Superyacht air conditioning: A guide to chilled water maintenance
Written by Yachting Pages
Last updated: 10/01/2017
Chilled water air conditioning systems are the recommended choice for larger yachts and superyachts, and maintenance is important to extending any air conditioning system’s lifespan. A well maintained chilled water system can eliminate the need for emergency repairs, avoid breaking the warranty and ensure the crew, owners and guests go minimal time without air conditioning.
Air conditioner maintenance
Maintaining a chilled-water system isn’t much different than a direct-expansion system, except that there’s more plumbing. Reading the manual before starting work or contacting an expert is also important. But, if you’re looking for some helpful advice, see below some advice on fixing common problems which may occur.
Importance of a maintenance log book
It’s important to keep track of any maintenance you perform on board for your air conditioning system; this will help as this data can be very helpful when troubleshooting other problems later on. Keep track of the what, where, who, when and why for every maintenance task performed – then you’ll know exactly what work has been performed if more serious problems arise.
Check the seawater strainer daily and remove any debris; the pump needs to receive a good amount of seawater. If you are in waters where jellyfish or other debris is particularly a problem, you may find it necessary to add a strainer on the outside of the through-hull fitting.
Don’t run the seawater pump (at all) while the strainer is removed. If the seawater pump sucks up a shell or other debris, it can lodge in the condenser and possibly cause it to fail.
It is important to check the air filters at least once a month as dirty filters will reduce airflow and capacity. Some manuals will tell you to clean it and some will recommend replacing the filters. Your safest bet is to replace the filter if it is dirty or damaged.
Run the system
Systems should be operated on a regular basis. If the yacht is not in use, you should ensure the chillers and air handlers are cycled on 30 minutes to an hour every month.
It’s also a good idea to cycle systems in their reverse mode (cool to heat and heat to cool). Most units are reverse-cycle, meaning they have a reversing valve within them that needs to be energized periodically to keep all of the parts moving properly. This helps to maintain pump seals and internal mechanical contacts, while reducing the fouling effect of marine growth in the seawater circuit.

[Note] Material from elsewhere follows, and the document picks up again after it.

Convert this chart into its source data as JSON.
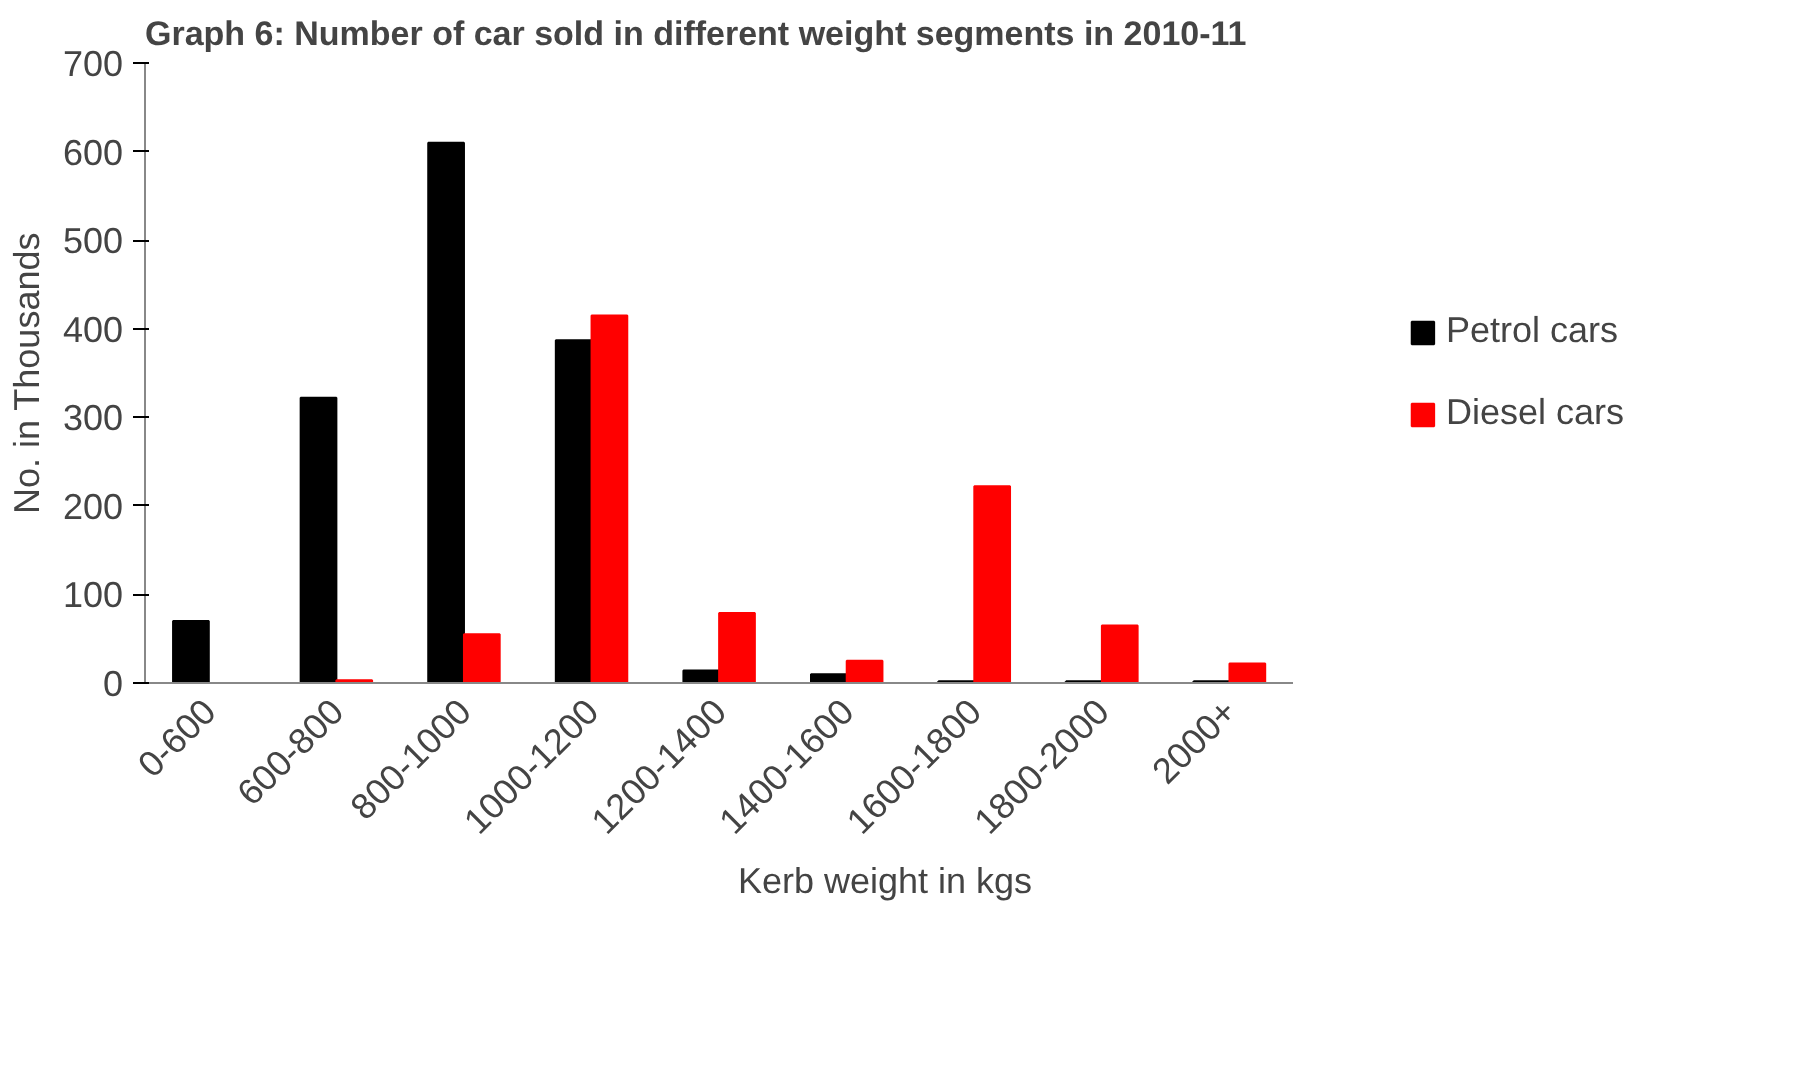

Check system water pressure
Check the pressure at the inlet to the pump while the water is cold (45-60°F), the chillers are off, and the circulation pump is running. For most boats, the return pressure should be 12-20 psig. If the system pressure has dropped below that, then more water needs to be added. Do not overfill as the expansion tank will not work properly.
If the system pressure drops frequently, then there is probably a leak, which should be located and fixed. Check all air handler and chiller bleed valves for leaks and tighten as needed.
Check the air handler and chiller condensate drains for obstructions by pouring two pints (a quarter of a gallon) of water into the condensate pan. If it doesn’t drain completely within 30 seconds, check the drain outlets for clogging. Remember some systems may have two drains.
Electrical connections should be inspected and tightened as needed. Heat and vibration can cause connectors to loosen, triggering poor contact and voltage drop or arcing. This can cause components to operate poorly, nuisance trip or prematurely fail.
Remove oil, dust, dirt, water and chemicals from the exterior of the motor and pump. Any signs of corrosion should be addressed immediately.
To protect against freezing due to inactivity in cold weather, remove the water, treat the water with propylene glycol, or combine these methods. Propylene glycol is usually the easiest and most practical. Often, improper winterisation can be the cause of an invalid warranty. Check your manufacturer’s manual for specific instructions.